If you’ve ever set foot on a train at rush hour, been stuck in an inner-city traffic jam or tried negotiating the sidewalks around popular tourist traps around the globe, then you have experienced the impact of mass urbanisation.
Over half of the world’s population already lives in cities and that number is expected to increase exponentially. By 2050, there will be over 9.8 billion people in the world, and 2.5 billion of them will live in urban areas. And the impact of this influx will extend beyond crowded streets and uncomfortable train journeys.
Cities are already struggling against challenges arising from rigorous urban growth – from increased poverty and crime to unclean air and overcrowding, to list a few. And these are expected to be compounded over the next few decades.
Yet, cities already hold the answers to solve their biggest problems. It’s hidden in their data.
Cities of data
Let’s start with the crux of the problem: more people equals less space. Less space on the roads and on the sidewalks, fewer parking-spaces and houses. Urban data can paint an interesting and insightful picture of a city’s population and its pain points, as well as help inform solutions. And fortunately, cities are data goldmines.
In Moscow, for example, an intelligent traffic control system utilises data from over 2,000 traffic lights and 2,000 CCTV cameras to regulate traffic flow, and in the future will enable city planners to predict how traffic will be impacted by the introduction of one-way systems, road closures or bus lanes in certain areas.
Other cities have cooked-up creative ways to generate and analyse data from a range of sources. In the Spanish port city of Santander, residents and visitors can turn their smartphones into sensors by simply downloading an app. Working in addition to the city’s 20,000 sensors, the local government can measure everything from traffic flow to parking spaces, and make better informed planning decisions as a result.
More recently, ride-sharing apps Uber and Lyft have partnered up to share their huge volumes of data, with the aim of leveraging it to improve urban mobility in cities around the world. Meanwhile, in the United States, MIT researchers are using data from 14 million images on Google Maps to analyse the amount of green-space in cities.

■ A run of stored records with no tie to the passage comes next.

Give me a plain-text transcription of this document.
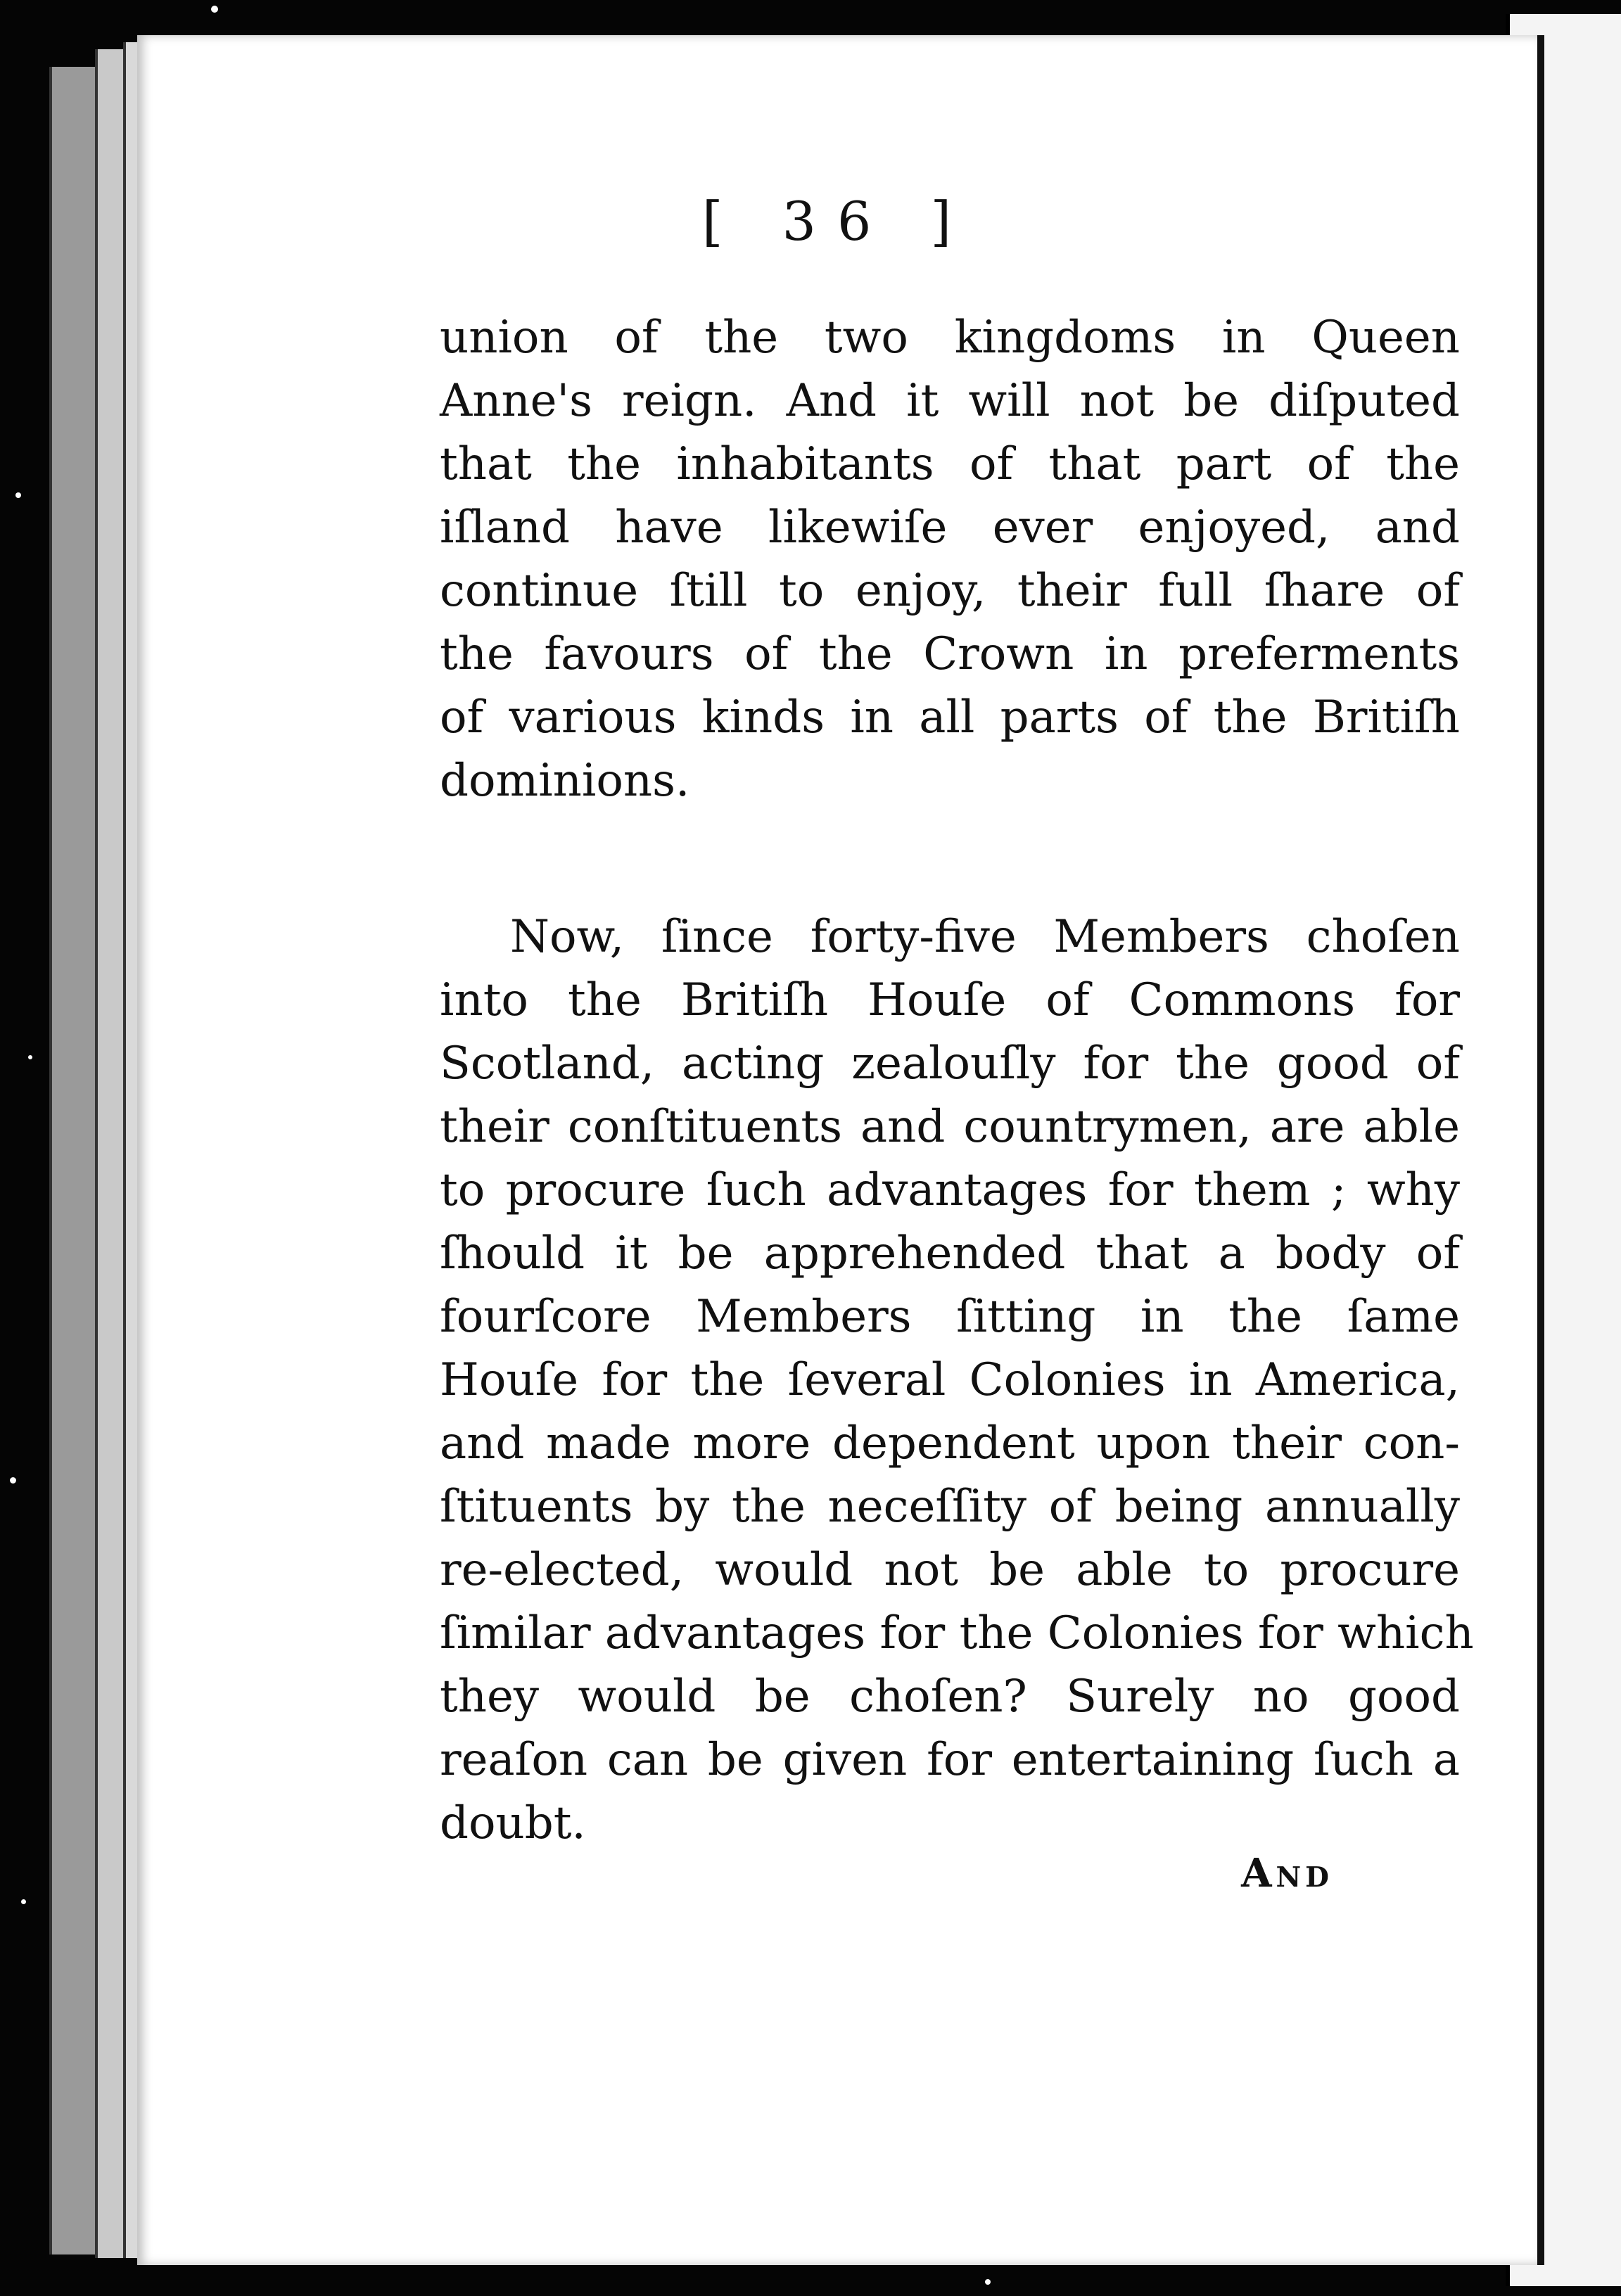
[ 36 ]
union of the two kingdoms in Queen
Anne's reign. And it will not be diſputed
that the inhabitants of that part of the
iſland have likewiſe ever enjoyed, and
continue ſtill to enjoy, their full ſhare of
the favours of the Crown in preferments
of various kinds in all parts of the Britiſh
dominions.
Now, ſince forty-five Members choſen
into the Britiſh Houſe of Commons for
Scotland, acting zealouſly for the good of
their conſtituents and countrymen, are able
to procure ſuch advantages for them ; why
ſhould it be apprehended that a body of
fourſcore Members ſitting in the ſame
Houſe for the ſeveral Colonies in America,
and made more dependent upon their con-
ſtituents by the neceſſity of being annually
re-elected, would not be able to procure
ſimilar advantages for the Colonies for which
they would be choſen? Surely no good
reaſon can be given for entertaining ſuch a
doubt.
And
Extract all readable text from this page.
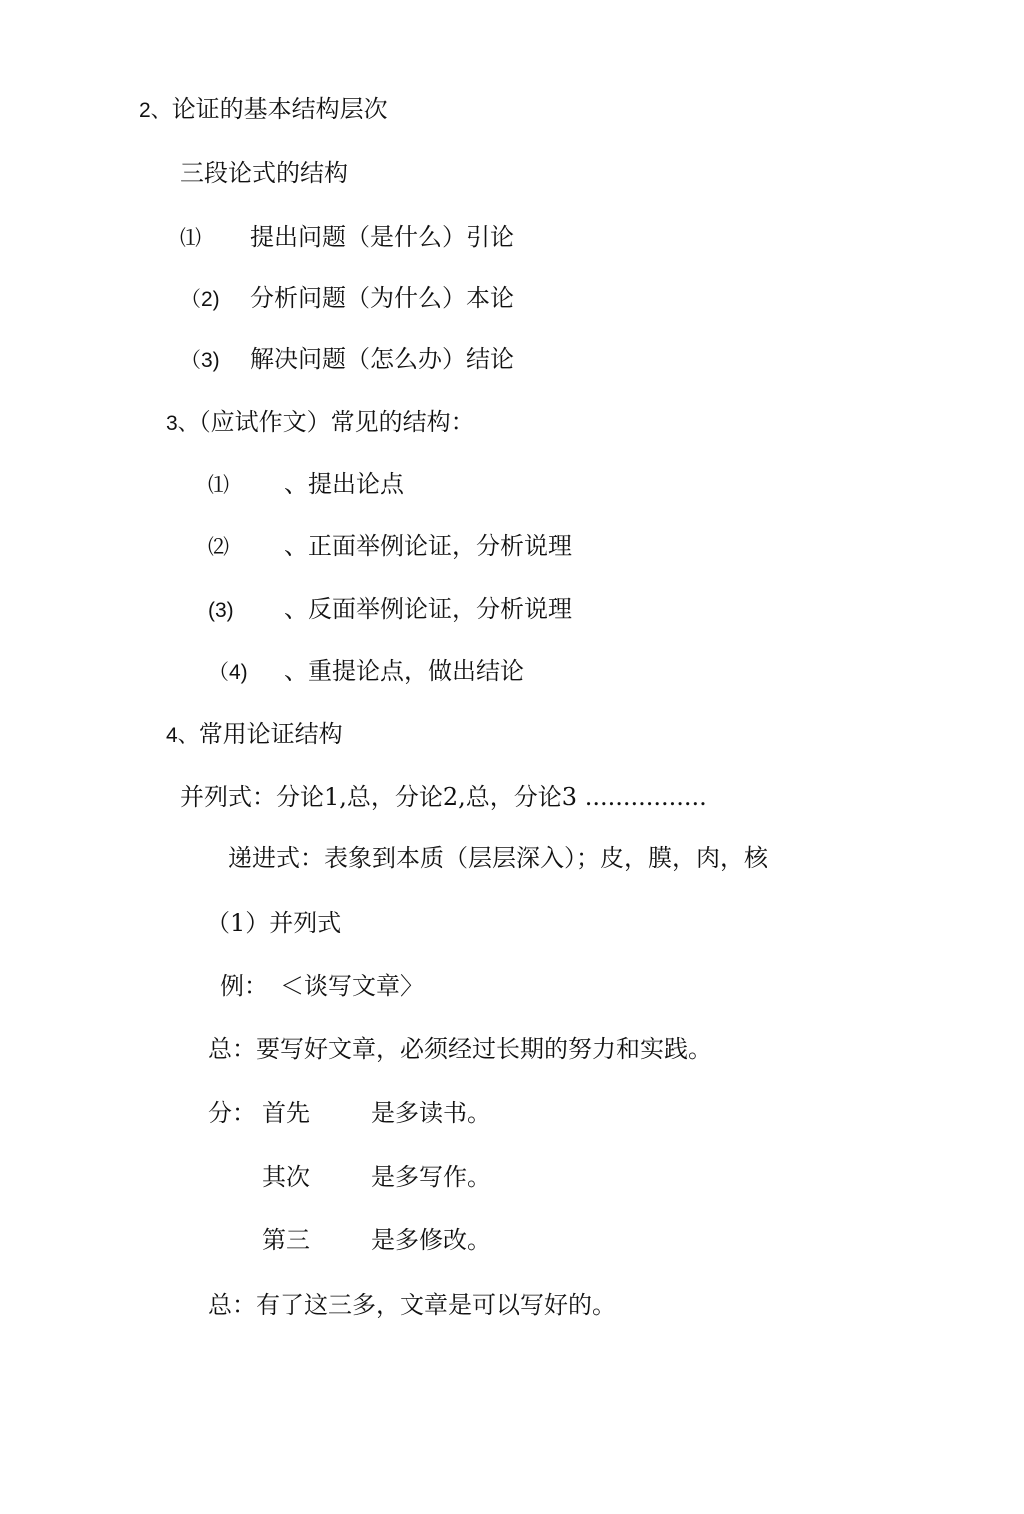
2、论证的基本结构层次
三段论式的结构
⑴ 提出问题（是什么）引论
（2) 分析问题（为什么）本论
（3) 解决问题（怎么办）结论
3、（应试作文）常见的结构：
⑴ 、提出论点
⑵ 、正面举例论证，分析说理
(3) 、反面举例论证，分析说理
（4) 、重提论点，做出结论
4、常用论证结构
并列式：分论1,总，分论2,总，分论3 ................
递进式：表象到本质（层层深入）；皮，膜，肉，核
（1）并列式
例： ＜谈写文章〉
总：要写好文章，必须经过长期的努力和实践。
分： 首先	是多读书。
其次	是多写作。
第三	是多修改。
总：有了这三多，文章是可以写好的。
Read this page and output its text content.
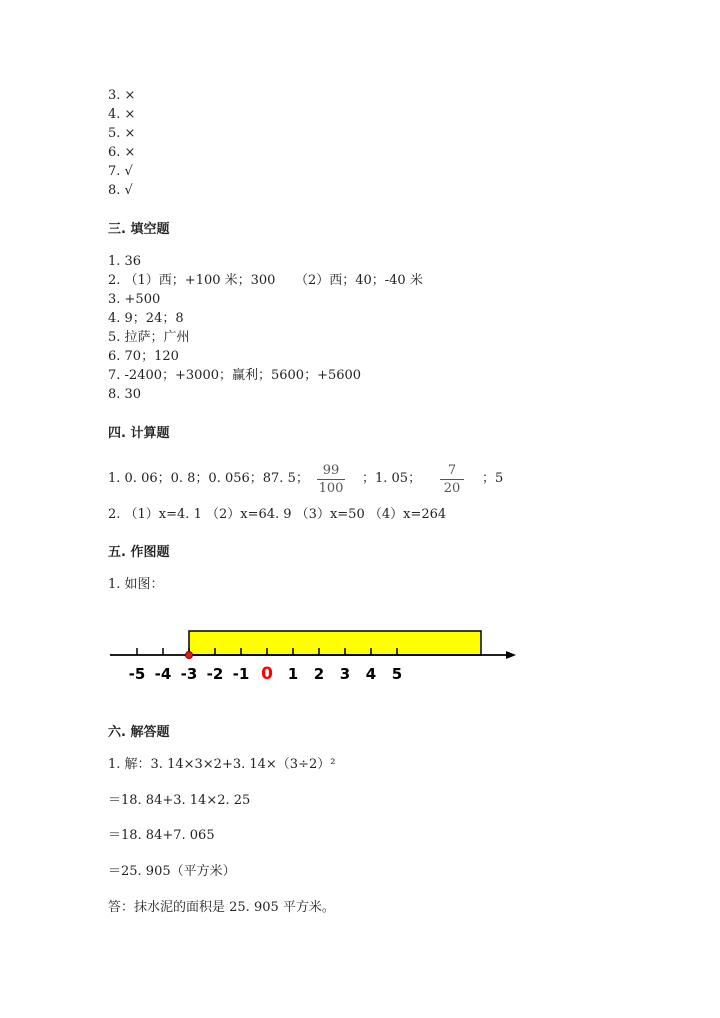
3. ×
4. ×
5. ×
6. ×
7. √
8. √
三. 填空题
1. 36
2. （1）西；+100 米；300　　（2）西；40；-40 米
3. +500
4. 9；24；8
5. 拉萨；广州
6. 70；120
7. -2400；+3000；赢利；5600；+5600
8. 30
四. 计算题
1. 0. 06；0. 8；0. 056；87. 5；
99
100
；1. 05；
7
20
；5
2. （1）x=4. 1 （2）x=64. 9 （3）x=50 （4）x=264
五. 作图题
1. 如图：
-5 -4 -3 -2 -1 0 1 2 3 4 5
六. 解答题
1. 解：3. 14×3×2+3. 14×（3÷2）²
＝18. 84+3. 14×2. 25
＝18. 84+7. 065
＝25. 905（平方米）
答：抹水泥的面积是 25. 905 平方米。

What these cities have in common is an investment to convert the wealth of data at their fingertips into meaningful, and actionable, insights. They also effectively illustrate the process both governments and businesses alike must undergo to capitalise on their data: start with a problem, collect the data, discover correlations and develop a solution.
Unlocking invisible patterns with predictive analytics
When navigating the streets of any major city, we’re often oblivious to the intricate systems operating seamlessly around us to keep urban life operating like a well-oiled machine. That is, until something goes wrong.
With any complex machine, every part must perform its function perfectly – and overloading a system can cause it to fall out of sync, and ultimately breakdown.
Data eliminates guess-work and can identify the precise origin of a problem, as well as how to fix it. This is true whether on the assembly line of a factory or the streets of a city.
Sometimes, the biggest problems within a city can be dramatically impacted by optimising processes that are, on face-value, minor. This is where leveraging data to reveal unseen patterns and correlations is essential. Imagine if we could forecast how traffic on a particular road is impacted by rainfall or by season. Or imagine being able to see how changing the sequence of a traffic-light by mere milliseconds can reduce the number of idle cars, and thus the amount of pollution in that area.
These are the kind of connections data allows us to make.
As more of us flock to cities, identifying these patterns and optimising every aspect of urban life, from rubbish collection to signal timing, will become imperative for a city to thrive.
Cities of tomorrow
Before smart city projects can make the transition from novelty to the norm, there is no shortage of challenges we must overcome. Today, while businesses and cities alike are beginning to toy with IoT, AI and data analytics – discovering what data they have and getting their head around how they can actually leverage this technology – it remains bleeding-edge.
While a city has no shortage of data, gathering, storing and analysing it requires robust, and costly, infrastructure. Think about that smart traffic light we mentioned: that would require a built-in sensor to collect data. Now consider how many traffic lights are in a large city. In less developed cities, investing in such technology on a scale wide enough to have a significant and lasting impact is simply unachievable at present.
Some are considering more inventive methods of collecting data without significant investment in infrastructure – just think about the city of Santander turning its citizens’ smartphones into sensors. Yet, such means of collecting data can face considerable criticism and mistrust from a populous that is increasingly weary of data misuse.
Ultimately, cities are as unique as those who occupy them, so there is no off-the-shelf solution to make a city smart. A solution that works on the streets of London may be completely irrelevant in New Delhi. While data is infused in the very fabric of our cities, and holds the key to addressing some of the biggest challenges they will face over the next few decades, we’re not at the point of wide scale adoption yet.